Gemäss Art. 18 ZGB vermag eine urteilsunfähige Person durch ihre Handlungen keine Rechtwirkung herbeiführen. Wer sich aufgrund einer psychischen Krankheit mit Medikamenten oder Drogen in den Zustand der Urteilsunfähigkeit versetzt, kann dafür meist nichts, denn dies geschieht gerade aufgrund der psychische Erkrankung (Polytoxikomanie stellt gemäss F19 der ICD-10-GM-2020 Systematik eine psychische Störung dar) und damit ohne Verschulden (siehe auch BGE 103 II 330 E. 4a). Unter der Annahme, dass der Klient diese Schäden tatsächlich in seinem Drogenrausch begangen hat, kann er somit nicht haftbar gemacht werden.  

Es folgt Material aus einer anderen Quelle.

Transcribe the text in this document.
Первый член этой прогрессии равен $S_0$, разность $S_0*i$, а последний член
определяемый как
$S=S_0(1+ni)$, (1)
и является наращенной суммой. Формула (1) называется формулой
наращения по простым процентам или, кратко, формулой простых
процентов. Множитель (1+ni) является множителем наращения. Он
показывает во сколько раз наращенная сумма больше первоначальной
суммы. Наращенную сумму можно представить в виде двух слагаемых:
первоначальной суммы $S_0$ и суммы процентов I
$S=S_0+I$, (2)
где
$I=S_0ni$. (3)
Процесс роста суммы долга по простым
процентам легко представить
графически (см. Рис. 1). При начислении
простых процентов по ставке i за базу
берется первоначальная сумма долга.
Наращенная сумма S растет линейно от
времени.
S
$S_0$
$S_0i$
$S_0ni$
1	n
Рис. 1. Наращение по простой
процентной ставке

Vorliegend hat die Versicherung mit dem Passus «Schäden, die zu erwarten waren oder in Kauf genommen worden sind» eine Haftung bei Urteilsunfähigkeit nicht explizit ausgeschlossen. Daher hat sie den Schaden übernommen unter der Annahme der sogenannten Billigkeitshaftung (Art. 54 OR). Nach überwiegender Lehre und Rechtsprechung ist in die Billigkeitserwägungen das Bestehen einer Haftpflichtversicherung zugunsten des Urteilsunfähigen mit einzubeziehen (BSK OR I-Kessler, Art. 54 N 8, m.w.H.; BK OR-Brehm, Art. 54 N 28). Wenn die urteilsunfähige Person für den Schaden versichert ist, ist es billig, dass sie trotz Urteilsunfähigkeit haftet und der Geschädigte nicht auf seinem Schaden sitzen bleibt.

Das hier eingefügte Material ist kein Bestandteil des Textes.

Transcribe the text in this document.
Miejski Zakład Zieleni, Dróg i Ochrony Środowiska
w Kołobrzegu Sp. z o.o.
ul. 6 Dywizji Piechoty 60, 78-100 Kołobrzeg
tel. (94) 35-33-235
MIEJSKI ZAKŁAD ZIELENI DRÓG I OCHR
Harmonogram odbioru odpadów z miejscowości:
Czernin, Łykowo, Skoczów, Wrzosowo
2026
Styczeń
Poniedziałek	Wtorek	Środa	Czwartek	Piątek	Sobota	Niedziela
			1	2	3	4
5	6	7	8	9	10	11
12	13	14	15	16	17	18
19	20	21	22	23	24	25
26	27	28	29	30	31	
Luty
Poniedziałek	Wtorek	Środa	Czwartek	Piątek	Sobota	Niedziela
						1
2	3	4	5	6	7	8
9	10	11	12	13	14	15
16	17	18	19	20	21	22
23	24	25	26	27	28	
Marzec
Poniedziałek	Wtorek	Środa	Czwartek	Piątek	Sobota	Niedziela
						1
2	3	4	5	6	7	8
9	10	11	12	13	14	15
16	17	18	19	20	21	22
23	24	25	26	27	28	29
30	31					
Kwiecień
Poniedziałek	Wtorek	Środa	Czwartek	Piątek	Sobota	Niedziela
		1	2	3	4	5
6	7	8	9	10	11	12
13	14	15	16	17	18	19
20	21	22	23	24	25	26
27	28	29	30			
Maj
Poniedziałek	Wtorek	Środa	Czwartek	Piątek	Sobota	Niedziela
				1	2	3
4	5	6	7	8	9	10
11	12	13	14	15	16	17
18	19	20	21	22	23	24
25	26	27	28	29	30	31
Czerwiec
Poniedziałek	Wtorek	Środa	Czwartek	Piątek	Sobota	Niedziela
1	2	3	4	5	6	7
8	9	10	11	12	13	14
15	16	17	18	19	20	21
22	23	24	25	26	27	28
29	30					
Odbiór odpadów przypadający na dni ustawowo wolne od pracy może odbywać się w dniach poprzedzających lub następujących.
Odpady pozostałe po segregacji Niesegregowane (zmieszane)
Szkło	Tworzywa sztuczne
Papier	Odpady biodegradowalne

Ein Regressrecht des Versicherers auf die versicherte Person richtet sich nach Art. 72 VVG. Die Billigkeitshaftung steht aber gerade nicht für den Regress des Versicherers oder anderer Haftpflichtiger auf den versicherten Urteilsunfähigen offen. Ist erstellt, dass die versicherte Person den Schaden in einem Zustand der Urteilsunfähigkeit, hervorgerufen durch eine psychische Erkrankung, verursacht hat und seine Versicherung den Schaden gedeckt hat, so steht dem Versicherer kein Rückgriffsrecht auf die betroffene Person zu. Die horrende Rechnung ist somit ungerechtfertigt.

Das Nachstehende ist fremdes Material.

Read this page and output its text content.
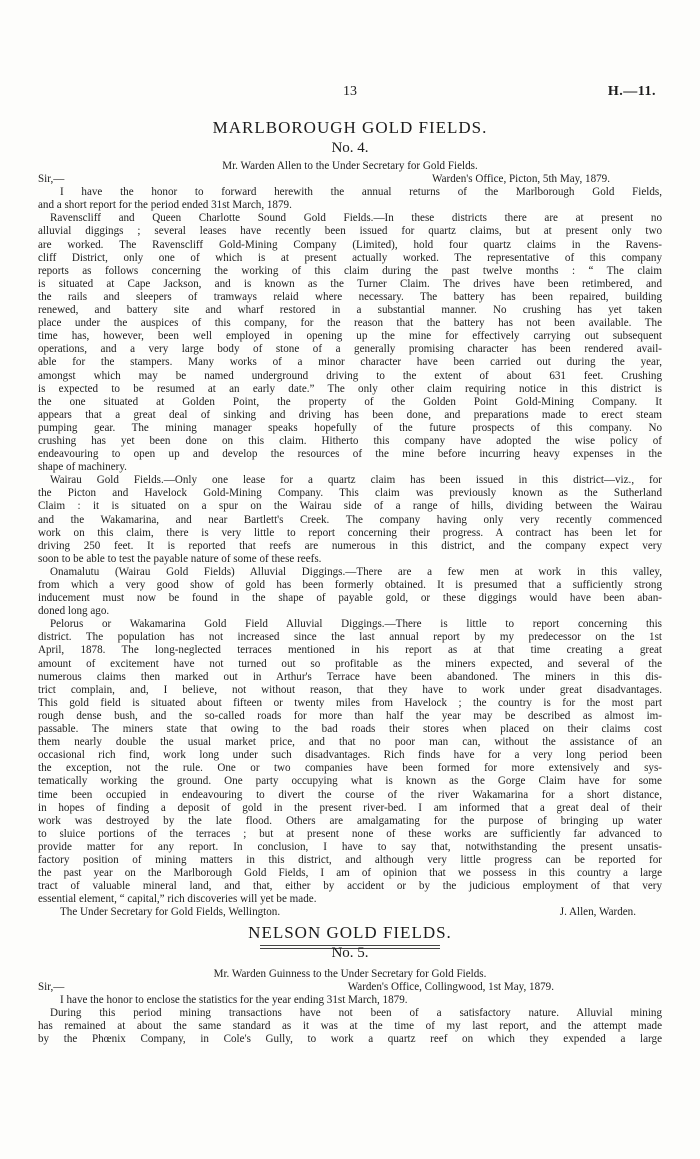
13	H.—11.
MARLBOROUGH GOLD FIELDS.
No. 4.
Mr. Warden Allen to the Under Secretary for Gold Fields.
Sir,—	Warden's Office, Picton, 5th May, 1879.
I have the honor to forward herewith the annual returns of the Marlborough Gold Fields,
and a short report for the period ended 31st March, 1879.
Ravenscliff and Queen Charlotte Sound Gold Fields.—In these districts there are at present no
alluvial diggings ; several leases have recently been issued for quartz claims, but at present only two
are worked. The Ravenscliff Gold-Mining Company (Limited), hold four quartz claims in the Ravens-
cliff District, only one of which is at present actually worked. The representative of this company
reports as follows concerning the working of this claim during the past twelve months : “ The claim
is situated at Cape Jackson, and is known as the Turner Claim. The drives have been retimbered, and
the rails and sleepers of tramways relaid where necessary. The battery has been repaired, building
renewed, and battery site and wharf restored in a substantial manner. No crushing has yet taken
place under the auspices of this company, for the reason that the battery has not been available. The
time has, however, been well employed in opening up the mine for effectively carrying out subsequent
operations, and a very large body of stone of a generally promising character has been rendered avail-
able for the stampers. Many works of a minor character have been carried out during the year,
amongst which may be named underground driving to the extent of about 631 feet. Crushing
is expected to be resumed at an early date.” The only other claim requiring notice in this district is
the one situated at Golden Point, the property of the Golden Point Gold-Mining Company. It
appears that a great deal of sinking and driving has been done, and preparations made to erect steam
pumping gear. The mining manager speaks hopefully of the future prospects of this company. No
crushing has yet been done on this claim. Hitherto this company have adopted the wise policy of
endeavouring to open up and develop the resources of the mine before incurring heavy expenses in the
shape of machinery.
Wairau Gold Fields.—Only one lease for a quartz claim has been issued in this district—viz., for
the Picton and Havelock Gold-Mining Company. This claim was previously known as the Sutherland
Claim : it is situated on a spur on the Wairau side of a range of hills, dividing between the Wairau
and the Wakamarina, and near Bartlett's Creek. The company having only very recently commenced
work on this claim, there is very little to report concerning their progress. A contract has been let for
driving 250 feet. It is reported that reefs are numerous in this district, and the company expect very
soon to be able to test the payable nature of some of these reefs.
Onamalutu (Wairau Gold Fields) Alluvial Diggings.—There are a few men at work in this valley,
from which a very good show of gold has been formerly obtained. It is presumed that a sufficiently strong
inducement must now be found in the shape of payable gold, or these diggings would have been aban-
doned long ago.
Pelorus or Wakamarina Gold Field Alluvial Diggings.—There is little to report concerning this
district. The population has not increased since the last annual report by my predecessor on the 1st
April, 1878. The long-neglected terraces mentioned in his report as at that time creating a great
amount of excitement have not turned out so profitable as the miners expected, and several of the
numerous claims then marked out in Arthur's Terrace have been abandoned. The miners in this dis-
trict complain, and, I believe, not without reason, that they have to work under great disadvantages.
This gold field is situated about fifteen or twenty miles from Havelock ; the country is for the most part
rough dense bush, and the so-called roads for more than half the year may be described as almost im-
passable. The miners state that owing to the bad roads their stores when placed on their claims cost
them nearly double the usual market price, and that no poor man can, without the assistance of an
occasional rich find, work long under such disadvantages. Rich finds have for a very long period been
the exception, not the rule. One or two companies have been formed for more extensively and sys-
tematically working the ground. One party occupying what is known as the Gorge Claim have for some
time been occupied in endeavouring to divert the course of the river Wakamarina for a short distance,
in hopes of finding a deposit of gold in the present river-bed. I am informed that a great deal of their
work was destroyed by the late flood. Others are amalgamating for the purpose of bringing up water
to sluice portions of the terraces ; but at present none of these works are sufficiently far advanced to
provide matter for any report. In conclusion, I have to say that, notwithstanding the present unsatis-
factory position of mining matters in this district, and although very little progress can be reported for
the past year on the Marlborough Gold Fields, I am of opinion that we possess in this country a large
tract of valuable mineral land, and that, either by accident or by the judicious employment of that very
essential element, “ capital,” rich discoveries will yet be made.
The Under Secretary for Gold Fields, Wellington.	J. Allen, Warden.
NELSON GOLD FIELDS.
No. 5.
Mr. Warden Guinness to the Under Secretary for Gold Fields.
Sir,—	Warden's Office, Collingwood, 1st May, 1879.
I have the honor to enclose the statistics for the year ending 31st March, 1879.
During this period mining transactions have not been of a satisfactory nature. Alluvial mining
has remained at about the same standard as it was at the time of my last report, and the attempt made
by the Phœnix Company, in Cole's Gully, to work a quartz reef on which they expended a large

Ich empfehle Ihnen, sich mit der Versicherung diesbezüglich nochmals auseinanderzusetzen und sich nötigenfalls an die Ombudsstelle der Privatversicherer zu wenden: https://www.svv.ch/de/branche/regulierung-und-aufsicht/ombudsman-der-privatversicherung-und-der-suva

Im Anhang lege ich Ihnen einen aktuellen Beitrag von A.F.Rusch/A. Schwizer, Haftung, Versicherung und Schadenabwälzung bei urteilsunfähigen Personen, in:  HAVE 2020, S. 353 ff. bei, der die allgemneinen Voraussetzungen beleuchtet.